In October, Councilman Rey Neville – an early adopter of the STEP system – proposed to the council that the city should bring back the financial incentives it offered during the first year of the STEP system installations on the barrier island to encourage more people to comply with the code and get on city sewer service. City Manager Monte Falls strongly opposed this, saying it would not be fair to all the people who hooked up to the STEP system at full cost over the past three years.

The city does not do pump outs, inspections or STEP system installations. Homeowners must hire licensed private septic contractors for these services. For STEP installation, the contractor must have completed the city training on how to properly install the STEP system so it operates effectively and can be hooked up to the city sewer lines. It’s easier to install the STEP system during Vero’s normally “dry” winter season, and the hope is crews can make some headway on the pending work before the spring arrives.

To better get a handle on where septic tanks still exist in the city and which ones have not been inspected, Bolton said his department planned to release a data dashboard on the City of Vero Beach website ( this past Monday showing each septic system and its status.

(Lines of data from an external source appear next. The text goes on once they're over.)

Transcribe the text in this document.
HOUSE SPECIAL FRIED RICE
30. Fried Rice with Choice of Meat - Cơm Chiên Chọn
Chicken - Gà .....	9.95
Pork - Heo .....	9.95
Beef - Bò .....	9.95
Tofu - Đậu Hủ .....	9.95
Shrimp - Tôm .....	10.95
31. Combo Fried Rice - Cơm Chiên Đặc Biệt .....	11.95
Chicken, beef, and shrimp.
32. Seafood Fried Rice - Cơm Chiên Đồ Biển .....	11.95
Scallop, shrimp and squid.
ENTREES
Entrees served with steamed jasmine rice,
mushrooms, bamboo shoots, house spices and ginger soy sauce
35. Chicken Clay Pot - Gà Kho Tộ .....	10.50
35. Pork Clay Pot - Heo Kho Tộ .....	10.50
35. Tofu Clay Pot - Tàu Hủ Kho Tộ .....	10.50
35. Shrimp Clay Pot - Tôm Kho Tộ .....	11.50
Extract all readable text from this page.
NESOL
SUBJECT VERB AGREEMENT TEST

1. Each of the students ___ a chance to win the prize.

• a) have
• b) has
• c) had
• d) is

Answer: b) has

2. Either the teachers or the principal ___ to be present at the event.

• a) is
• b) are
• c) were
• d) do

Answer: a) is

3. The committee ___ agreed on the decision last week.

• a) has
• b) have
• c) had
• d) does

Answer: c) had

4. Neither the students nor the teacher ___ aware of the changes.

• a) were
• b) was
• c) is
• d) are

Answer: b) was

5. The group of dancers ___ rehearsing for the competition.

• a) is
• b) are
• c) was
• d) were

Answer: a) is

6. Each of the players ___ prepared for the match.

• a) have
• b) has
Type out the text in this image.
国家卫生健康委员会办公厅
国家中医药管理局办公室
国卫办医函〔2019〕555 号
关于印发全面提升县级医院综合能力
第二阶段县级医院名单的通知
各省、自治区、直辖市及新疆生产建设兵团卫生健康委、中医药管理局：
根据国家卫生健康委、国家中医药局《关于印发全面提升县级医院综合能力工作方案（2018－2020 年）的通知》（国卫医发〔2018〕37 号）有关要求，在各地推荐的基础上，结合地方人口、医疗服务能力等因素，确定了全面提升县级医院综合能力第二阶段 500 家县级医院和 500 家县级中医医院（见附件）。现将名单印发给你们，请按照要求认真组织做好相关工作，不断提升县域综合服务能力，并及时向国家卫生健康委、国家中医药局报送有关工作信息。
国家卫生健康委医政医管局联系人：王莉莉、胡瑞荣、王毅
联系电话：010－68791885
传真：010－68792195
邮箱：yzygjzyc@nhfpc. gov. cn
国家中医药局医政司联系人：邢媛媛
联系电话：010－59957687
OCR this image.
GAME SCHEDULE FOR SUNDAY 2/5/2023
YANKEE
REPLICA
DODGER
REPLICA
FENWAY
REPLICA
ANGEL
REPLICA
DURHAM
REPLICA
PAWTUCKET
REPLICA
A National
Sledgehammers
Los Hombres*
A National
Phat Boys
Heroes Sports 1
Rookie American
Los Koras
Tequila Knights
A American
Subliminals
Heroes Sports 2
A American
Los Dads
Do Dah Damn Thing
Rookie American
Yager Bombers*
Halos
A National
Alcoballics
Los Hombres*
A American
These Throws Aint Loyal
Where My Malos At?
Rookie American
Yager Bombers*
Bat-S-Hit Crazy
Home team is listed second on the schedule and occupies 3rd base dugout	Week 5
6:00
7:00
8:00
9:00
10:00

“The dashboard will be an overlay of the STEP basin so you will be able to see the properties connected to STEP, the properties with passing systems, the properties with failing systems, the properties that have not had inspections done and the properties that have not filed proper reports.

Homeowners with septic systems on the mainland have until the end of 2022 to get their inspections and pump outs. Starting in January, city staff will begin making presentations to neighborhood groups on the mainland to educate homeowners about the STEP system and about how failing septic systems hurt the health of the Indian River Lagoon by leaching nutrients into the water. Nitrogen, which is found in human waste, is one of the main chemicals regulated by environmental agencies because they can cause algae blooms, kill sea grass and make the lagoon less habitable for fish and other wildlife.

The STEP system not only benefits the lagoon but also boosts the city’s sewer service customer base to spread the fixed costs of operating the sewer system and the wastewater treatment plant among more customers.